Talented Soccer Goalie



As a young man Domingo also excelled as a soccer goalie, but he elected to embark on a musical career and enrolled at the National Conservatory of Music in Mexico City. He studied both voice (as a baritone at first) and conducting. His musical theater experience led to his first professional roles, one in the Mexican production of the U.S. musical My Fair Lady and the other in a 1957 zarzuela production. Domingo's operatic debut came in 1960 with the Mexican National Opera, in Giuseppe Verdi's Rigoletto. He served his apprenticeship in the opera world with a two-and-a-half year stint in Israel in the early 1960s, singing in 280 performances (most of them in Hebrew) with that country's national opera company.
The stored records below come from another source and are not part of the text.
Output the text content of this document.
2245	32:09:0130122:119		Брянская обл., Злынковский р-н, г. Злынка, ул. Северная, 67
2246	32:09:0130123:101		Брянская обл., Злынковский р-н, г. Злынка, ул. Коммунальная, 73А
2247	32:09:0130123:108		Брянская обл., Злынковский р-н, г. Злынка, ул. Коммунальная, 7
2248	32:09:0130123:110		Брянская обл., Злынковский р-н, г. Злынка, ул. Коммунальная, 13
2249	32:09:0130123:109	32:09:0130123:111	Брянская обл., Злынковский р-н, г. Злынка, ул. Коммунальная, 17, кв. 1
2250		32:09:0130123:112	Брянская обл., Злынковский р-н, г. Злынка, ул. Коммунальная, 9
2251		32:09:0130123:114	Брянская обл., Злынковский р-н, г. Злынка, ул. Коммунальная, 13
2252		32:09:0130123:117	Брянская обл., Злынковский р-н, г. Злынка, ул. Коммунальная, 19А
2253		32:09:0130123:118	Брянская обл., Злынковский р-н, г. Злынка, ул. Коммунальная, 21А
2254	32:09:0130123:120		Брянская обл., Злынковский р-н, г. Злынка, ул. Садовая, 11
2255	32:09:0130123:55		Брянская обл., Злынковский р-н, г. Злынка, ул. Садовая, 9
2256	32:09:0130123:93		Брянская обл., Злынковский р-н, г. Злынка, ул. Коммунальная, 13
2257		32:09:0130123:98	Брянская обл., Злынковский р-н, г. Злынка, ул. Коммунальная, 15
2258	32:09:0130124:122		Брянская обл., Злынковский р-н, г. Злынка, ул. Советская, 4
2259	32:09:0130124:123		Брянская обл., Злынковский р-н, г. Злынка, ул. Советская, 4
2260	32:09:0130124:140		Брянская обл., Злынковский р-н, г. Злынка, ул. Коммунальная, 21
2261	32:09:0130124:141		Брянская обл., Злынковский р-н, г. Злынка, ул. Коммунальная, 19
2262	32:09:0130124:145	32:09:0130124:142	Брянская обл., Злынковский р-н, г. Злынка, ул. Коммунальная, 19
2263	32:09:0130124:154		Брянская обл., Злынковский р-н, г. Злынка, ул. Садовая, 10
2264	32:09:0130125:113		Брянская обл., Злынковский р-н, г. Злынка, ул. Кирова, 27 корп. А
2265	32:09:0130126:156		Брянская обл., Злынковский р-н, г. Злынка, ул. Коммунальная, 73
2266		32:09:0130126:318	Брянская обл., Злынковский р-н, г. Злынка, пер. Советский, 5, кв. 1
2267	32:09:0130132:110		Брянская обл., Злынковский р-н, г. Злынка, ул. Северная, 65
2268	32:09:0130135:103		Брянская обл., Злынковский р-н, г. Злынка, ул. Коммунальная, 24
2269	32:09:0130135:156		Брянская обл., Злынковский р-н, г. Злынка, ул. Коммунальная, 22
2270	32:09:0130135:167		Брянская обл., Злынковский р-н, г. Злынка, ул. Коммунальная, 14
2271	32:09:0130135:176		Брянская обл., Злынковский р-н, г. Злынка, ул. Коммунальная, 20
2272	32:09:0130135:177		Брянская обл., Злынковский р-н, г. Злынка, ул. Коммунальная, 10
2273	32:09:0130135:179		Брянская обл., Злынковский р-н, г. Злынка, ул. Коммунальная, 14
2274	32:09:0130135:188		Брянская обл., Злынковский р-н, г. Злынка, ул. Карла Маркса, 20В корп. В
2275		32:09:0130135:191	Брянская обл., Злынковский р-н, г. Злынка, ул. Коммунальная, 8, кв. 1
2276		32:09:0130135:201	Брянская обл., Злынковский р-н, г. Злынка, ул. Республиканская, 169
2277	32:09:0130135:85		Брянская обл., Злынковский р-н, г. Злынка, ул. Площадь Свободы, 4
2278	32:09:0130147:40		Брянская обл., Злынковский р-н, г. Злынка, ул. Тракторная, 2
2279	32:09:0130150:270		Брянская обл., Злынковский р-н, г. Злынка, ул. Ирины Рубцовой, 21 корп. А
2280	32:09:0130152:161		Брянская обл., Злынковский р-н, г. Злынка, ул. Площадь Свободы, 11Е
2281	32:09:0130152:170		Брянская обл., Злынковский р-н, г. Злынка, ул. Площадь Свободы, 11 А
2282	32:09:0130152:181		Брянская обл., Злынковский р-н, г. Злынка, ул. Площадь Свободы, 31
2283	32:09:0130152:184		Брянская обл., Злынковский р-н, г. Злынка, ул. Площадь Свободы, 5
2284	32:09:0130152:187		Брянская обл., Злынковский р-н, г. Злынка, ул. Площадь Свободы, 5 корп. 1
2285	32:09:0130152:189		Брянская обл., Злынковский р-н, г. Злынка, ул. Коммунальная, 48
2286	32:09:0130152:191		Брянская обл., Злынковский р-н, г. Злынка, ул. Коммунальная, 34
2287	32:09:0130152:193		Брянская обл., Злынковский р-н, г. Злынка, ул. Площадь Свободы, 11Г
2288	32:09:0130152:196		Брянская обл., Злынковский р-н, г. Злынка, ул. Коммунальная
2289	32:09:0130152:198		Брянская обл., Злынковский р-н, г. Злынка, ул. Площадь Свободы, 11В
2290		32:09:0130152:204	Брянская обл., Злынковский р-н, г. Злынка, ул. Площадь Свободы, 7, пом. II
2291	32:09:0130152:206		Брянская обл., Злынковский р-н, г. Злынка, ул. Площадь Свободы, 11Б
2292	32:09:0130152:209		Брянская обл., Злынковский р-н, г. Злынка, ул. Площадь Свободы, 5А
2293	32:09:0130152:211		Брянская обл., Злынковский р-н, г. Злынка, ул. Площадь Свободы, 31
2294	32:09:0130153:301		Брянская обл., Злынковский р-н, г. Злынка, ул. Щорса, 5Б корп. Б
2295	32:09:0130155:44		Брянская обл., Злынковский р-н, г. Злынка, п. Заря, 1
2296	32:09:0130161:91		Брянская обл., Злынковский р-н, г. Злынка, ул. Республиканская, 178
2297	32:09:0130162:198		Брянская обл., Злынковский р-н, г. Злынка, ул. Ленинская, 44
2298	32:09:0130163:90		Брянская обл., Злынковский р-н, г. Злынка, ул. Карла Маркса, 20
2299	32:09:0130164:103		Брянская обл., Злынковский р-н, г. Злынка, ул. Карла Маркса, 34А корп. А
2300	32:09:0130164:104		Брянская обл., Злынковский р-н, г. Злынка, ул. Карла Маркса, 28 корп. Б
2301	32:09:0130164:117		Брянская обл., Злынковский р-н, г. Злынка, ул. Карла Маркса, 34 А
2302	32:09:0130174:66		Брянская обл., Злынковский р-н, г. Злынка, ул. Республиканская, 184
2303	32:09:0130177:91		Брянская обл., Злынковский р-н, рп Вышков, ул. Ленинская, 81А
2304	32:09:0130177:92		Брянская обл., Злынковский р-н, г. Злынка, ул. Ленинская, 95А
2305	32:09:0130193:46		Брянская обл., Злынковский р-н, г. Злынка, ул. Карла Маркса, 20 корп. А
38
By the late 1960s, Domingo was ready to conquer the stages of the world's major opera houses. He joined the New York City Opera in 1965 and quickly impressed critics with his acting skills—sometimes a weak point among conservatory-trained and technique-focused singers, but second nature to the raised-in-the-theatre Domingo. Throughout his career he would be praised for the depth of his dramatic interpretations, and of all the roles he has performed he is perhaps most identified with Verdi's Otello, based on the Shakespeare play Othello and making similarly difficult interpretive demands on its star.

At a Glance . . .

Born January 21, 1941, in Madrid, Spain; parents were zarzuela (light opera) performers; married Marta Ornelas (a lyric soprano); children: Jose, Plácido, Jr., Alvaro Maurizio. Education: Attended National Conservatory of Music, Mexico City, Mexico; studied voice and conducting.

Career: Made debut as baritone in a zarzuela (Gigantes y cabezudos), 1957; switched to tenor; joined Mexican National Opera, 1959; made operatic debut, in Rigoletto, 1960; performed in first major role, as Alfredo in La Traviata, Monterrey, Mexico, 1961; sang with Israel National Opera Company, 1962-65; joined New York City Opera, 1965; performed with Hamburg State Opera, 1967; made debut at Metropolitan Opera House, New York, NY, 1968; debuted at La Scala, Milan, Italy, 1969; performed at Covent Garden, London, U.K., 1971; conducted an opera performance for first time (La Traviata) with New York City Opera, New York, NY, 1973; recorded duet with John Denver ("Perhaps Love"), 1981; recorded duet with Jennifer Rush ("Till I Loved You"), 1989; helped found Los Angeles Music Center Opera; first performed with Luciano Pavarotti and José Carreras as The Three Tenors, 1990; starred in film versions of Carmen, Otello, and La Traviata; founded vocal competition for young singers, 1993; became artistic director of the Washington Opera, Washington, D.C., 1996.

Awards: Grammy Award, Best Latin Pop Performance, 1984; Legion of Honor, France.

Addresses: Record company—Columbia/Sony Records: 51 West 52nd Street, New York, NY 10019.

Domingo made his most important debut at New York's Metropolitan Opera in 1968, in the opera Adriana Lecouvreur. Pavarotti made his own debut there during the same season, which is remembered as "an important one in Met history," according to Opera News writer Walter Price. Price pointed to the "burnished, dark color" of Domingo's voice. Through the 1990s Domingo appeared at the Met at least once each season, and his debut there was followed by appearances at the major European opera houses. By the mid-1970s, Domingo was considered one of the top tenors in the world.